Tal vez por esa razón, no faltan quienes sostengan que combatir y reducir a la mínima expresión a quienes quieran destruirla contradice las normas mismas de funcionamiento de la democracia, en virtud de su naturaleza pluralista y diversa. ¿Será esto cierto? ¿O tal vez sea una forma de chantaje –muy cínico, por supuesto– de sus enemigos, por cuanto ellos se deshacen fácilmente de los suyos en caso de que amenacen su existencia, lo que casi nunca ocurre porque se les impide actuar desde el principio, al contrario de las democracias? Bien se sabe que los totalitarismos no aceptan alternativas ni otras fórmulas debido a su propia naturaleza.

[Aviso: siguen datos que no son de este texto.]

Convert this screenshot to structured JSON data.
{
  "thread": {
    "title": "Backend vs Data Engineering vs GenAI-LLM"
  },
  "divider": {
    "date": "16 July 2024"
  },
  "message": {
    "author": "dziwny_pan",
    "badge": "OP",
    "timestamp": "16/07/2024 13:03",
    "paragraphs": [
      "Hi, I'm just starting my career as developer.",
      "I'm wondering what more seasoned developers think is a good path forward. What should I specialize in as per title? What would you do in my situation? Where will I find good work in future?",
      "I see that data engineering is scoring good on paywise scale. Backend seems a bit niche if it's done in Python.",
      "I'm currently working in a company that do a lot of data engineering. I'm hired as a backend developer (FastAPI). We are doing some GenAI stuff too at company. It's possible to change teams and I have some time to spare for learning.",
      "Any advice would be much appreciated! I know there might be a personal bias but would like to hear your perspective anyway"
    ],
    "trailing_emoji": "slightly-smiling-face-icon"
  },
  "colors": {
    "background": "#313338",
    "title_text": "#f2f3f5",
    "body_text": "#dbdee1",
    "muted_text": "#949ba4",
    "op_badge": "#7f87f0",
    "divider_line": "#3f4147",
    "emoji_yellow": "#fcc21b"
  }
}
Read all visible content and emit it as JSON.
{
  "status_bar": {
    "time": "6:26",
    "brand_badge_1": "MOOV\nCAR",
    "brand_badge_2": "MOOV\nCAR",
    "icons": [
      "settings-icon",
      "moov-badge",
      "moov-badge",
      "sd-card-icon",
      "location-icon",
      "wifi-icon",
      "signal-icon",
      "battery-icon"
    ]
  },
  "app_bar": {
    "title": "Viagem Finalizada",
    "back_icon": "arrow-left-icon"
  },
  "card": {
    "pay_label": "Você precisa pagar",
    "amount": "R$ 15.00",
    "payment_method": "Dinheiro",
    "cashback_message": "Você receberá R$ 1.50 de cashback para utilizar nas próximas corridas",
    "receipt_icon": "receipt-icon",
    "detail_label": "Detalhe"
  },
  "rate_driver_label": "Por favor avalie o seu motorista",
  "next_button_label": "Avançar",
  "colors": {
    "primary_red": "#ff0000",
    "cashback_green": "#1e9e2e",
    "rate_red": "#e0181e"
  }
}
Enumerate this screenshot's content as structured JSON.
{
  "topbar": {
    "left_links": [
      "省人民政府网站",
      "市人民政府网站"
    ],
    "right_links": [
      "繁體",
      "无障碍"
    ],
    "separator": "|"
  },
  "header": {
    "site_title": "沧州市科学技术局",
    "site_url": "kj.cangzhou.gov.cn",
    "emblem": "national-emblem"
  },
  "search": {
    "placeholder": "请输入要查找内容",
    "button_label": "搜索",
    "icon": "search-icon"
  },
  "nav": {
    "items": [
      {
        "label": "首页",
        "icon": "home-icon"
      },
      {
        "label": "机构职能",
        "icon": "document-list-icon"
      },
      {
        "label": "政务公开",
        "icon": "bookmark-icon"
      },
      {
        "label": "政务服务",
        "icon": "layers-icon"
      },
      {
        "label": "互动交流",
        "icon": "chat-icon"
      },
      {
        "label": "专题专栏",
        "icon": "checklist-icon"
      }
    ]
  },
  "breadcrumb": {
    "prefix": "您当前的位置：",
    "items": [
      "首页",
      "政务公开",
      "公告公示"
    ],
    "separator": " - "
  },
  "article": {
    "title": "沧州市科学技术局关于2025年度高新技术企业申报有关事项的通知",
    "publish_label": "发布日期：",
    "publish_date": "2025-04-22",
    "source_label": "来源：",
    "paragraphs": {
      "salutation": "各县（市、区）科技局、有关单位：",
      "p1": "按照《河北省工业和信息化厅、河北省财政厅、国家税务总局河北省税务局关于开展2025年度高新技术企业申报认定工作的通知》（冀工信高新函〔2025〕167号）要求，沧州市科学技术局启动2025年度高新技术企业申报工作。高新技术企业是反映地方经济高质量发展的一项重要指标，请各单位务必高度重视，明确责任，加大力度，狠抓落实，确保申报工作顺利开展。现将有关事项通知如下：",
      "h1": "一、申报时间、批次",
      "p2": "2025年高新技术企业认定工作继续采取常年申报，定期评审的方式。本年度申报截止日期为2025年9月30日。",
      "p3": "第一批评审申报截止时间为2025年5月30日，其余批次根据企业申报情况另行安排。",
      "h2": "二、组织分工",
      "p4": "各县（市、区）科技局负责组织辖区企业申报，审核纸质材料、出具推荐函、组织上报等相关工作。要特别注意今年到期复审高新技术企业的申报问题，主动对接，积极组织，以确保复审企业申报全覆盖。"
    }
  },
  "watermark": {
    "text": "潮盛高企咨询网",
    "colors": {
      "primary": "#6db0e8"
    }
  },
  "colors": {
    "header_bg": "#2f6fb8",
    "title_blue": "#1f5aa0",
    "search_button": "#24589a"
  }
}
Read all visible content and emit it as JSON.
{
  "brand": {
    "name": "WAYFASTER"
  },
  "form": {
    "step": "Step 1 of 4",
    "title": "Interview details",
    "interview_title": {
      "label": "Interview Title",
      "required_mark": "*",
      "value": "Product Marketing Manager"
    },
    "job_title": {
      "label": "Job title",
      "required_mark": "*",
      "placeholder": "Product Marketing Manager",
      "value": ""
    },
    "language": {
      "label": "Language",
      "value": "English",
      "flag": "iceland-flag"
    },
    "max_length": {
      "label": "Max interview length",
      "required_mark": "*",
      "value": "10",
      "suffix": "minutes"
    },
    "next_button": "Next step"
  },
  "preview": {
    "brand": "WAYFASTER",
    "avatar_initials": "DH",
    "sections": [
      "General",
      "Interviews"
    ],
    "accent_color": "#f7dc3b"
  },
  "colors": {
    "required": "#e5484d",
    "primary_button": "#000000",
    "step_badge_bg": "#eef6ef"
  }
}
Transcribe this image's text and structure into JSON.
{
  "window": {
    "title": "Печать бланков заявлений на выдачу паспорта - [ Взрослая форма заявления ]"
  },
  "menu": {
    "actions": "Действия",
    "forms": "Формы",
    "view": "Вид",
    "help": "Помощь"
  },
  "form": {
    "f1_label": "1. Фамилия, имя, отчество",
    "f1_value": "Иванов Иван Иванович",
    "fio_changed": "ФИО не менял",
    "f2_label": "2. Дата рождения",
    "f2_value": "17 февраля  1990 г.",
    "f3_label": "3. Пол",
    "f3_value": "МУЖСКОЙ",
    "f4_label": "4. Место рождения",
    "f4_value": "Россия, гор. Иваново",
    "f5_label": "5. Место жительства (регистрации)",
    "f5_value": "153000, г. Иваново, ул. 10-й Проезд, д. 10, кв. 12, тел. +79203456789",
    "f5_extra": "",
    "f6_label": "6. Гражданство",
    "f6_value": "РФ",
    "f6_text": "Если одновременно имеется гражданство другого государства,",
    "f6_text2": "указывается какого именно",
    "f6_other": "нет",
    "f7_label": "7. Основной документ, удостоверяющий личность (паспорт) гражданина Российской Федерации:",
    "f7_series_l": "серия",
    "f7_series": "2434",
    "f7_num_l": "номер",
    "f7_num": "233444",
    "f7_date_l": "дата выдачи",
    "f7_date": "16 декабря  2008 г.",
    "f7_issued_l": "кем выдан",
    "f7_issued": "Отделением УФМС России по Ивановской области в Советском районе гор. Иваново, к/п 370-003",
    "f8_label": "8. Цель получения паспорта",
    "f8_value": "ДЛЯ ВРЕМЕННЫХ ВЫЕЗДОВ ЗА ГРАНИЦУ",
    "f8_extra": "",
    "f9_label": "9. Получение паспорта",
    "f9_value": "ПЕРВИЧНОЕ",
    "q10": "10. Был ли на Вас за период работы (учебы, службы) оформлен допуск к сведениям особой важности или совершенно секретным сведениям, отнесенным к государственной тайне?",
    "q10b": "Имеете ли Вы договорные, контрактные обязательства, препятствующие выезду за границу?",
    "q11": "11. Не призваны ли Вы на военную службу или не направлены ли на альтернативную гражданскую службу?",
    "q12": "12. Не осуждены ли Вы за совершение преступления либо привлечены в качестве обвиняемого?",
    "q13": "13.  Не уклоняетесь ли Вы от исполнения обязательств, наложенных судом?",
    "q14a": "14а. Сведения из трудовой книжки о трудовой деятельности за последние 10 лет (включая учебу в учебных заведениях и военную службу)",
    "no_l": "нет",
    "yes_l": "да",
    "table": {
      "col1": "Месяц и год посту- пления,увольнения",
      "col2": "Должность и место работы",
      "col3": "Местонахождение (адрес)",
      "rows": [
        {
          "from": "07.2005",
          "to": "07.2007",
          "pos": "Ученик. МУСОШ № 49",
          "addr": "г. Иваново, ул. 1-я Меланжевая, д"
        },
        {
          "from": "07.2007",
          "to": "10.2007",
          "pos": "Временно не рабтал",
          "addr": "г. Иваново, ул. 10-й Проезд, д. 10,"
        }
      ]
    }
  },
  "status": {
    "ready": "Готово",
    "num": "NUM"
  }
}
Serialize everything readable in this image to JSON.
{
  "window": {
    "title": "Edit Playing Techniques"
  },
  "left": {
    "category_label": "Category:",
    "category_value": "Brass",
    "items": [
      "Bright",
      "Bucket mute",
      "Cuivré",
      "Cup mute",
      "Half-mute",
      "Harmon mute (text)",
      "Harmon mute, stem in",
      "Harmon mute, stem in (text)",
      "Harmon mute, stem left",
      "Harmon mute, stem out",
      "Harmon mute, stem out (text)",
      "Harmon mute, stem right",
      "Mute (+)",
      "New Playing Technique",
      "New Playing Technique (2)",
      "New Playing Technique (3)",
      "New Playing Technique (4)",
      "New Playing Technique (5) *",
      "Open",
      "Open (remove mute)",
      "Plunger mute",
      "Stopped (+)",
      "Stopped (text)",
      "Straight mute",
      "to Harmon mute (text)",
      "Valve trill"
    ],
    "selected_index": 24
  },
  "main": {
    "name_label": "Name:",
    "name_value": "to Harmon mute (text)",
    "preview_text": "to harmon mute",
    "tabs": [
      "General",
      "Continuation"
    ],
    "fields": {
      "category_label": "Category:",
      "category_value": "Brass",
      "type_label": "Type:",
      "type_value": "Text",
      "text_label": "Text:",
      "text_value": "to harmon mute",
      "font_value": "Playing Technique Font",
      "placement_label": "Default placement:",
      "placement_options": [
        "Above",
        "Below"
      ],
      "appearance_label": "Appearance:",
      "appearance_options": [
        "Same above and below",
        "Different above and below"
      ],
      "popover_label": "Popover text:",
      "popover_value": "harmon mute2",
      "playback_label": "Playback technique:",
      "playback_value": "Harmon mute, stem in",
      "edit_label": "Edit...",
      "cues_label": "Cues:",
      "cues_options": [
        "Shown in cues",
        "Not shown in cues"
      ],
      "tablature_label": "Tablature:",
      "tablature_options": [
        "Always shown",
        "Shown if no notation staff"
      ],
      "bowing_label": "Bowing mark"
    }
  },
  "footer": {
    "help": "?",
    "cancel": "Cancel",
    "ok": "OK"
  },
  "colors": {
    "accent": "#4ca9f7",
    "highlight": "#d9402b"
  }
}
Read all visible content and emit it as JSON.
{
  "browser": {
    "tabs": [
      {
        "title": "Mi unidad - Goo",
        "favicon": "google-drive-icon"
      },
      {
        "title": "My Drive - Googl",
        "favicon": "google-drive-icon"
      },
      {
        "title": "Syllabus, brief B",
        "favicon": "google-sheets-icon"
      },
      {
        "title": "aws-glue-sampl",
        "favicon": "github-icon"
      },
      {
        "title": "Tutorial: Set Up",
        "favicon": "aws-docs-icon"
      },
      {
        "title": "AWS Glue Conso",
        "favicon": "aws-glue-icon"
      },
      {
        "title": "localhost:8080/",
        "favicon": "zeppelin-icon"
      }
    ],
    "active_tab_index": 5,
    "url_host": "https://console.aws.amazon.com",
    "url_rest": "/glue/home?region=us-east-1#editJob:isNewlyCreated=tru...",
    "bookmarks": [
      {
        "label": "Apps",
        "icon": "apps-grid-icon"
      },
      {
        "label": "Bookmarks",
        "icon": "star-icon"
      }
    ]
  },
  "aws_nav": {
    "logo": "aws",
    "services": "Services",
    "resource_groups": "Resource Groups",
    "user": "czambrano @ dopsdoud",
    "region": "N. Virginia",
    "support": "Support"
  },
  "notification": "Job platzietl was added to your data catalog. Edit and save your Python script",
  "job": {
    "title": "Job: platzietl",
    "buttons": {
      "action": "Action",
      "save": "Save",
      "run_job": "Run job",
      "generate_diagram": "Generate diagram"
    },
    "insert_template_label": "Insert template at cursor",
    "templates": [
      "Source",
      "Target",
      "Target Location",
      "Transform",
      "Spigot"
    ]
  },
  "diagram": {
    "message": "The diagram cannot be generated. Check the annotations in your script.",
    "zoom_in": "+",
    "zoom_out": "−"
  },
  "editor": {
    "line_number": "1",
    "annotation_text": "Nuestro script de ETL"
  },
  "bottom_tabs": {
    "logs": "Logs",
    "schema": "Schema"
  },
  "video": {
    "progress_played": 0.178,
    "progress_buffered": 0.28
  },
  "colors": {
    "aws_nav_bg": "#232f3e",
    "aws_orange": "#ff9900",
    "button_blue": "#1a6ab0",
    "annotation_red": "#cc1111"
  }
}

En consecuencia, resulta muy claro que para el recto funcionamiento del sistema democrático también debe existir reciprocidad hacia él por parte de quienes reciben sus garantías y el respeto al libre ejercicio de los derechos de opinar y participar. Por lo tanto, si existen grupos extremistas que no hacen suyos esos principios democráticos ni la convivencia que implican para ejercerlos pacíficamente, resulta natural que no tengan la misma consideración que quienes sí lo hacen y permiten así su cabal funcionamiento.

Porque, en definitiva, la democracia está en la obligación de defenderse, lo que implica actuar contra quienes quieren destruirla. Y es que así como la democracia no puede ser tolerante con quienes pretenden liquidarla desde afuera, menos lo puede ser con sus enemigos internos, por cuanto arriesga su propia existencia, como ha quedado demostrado.

Nuestra dolorosa experiencia actual, y las otras a que nos hemos referido antes, constituyen una lección histórica que debemos tener en cuenta en el porvenir para que las generaciones futuras no las tengan que sufrir.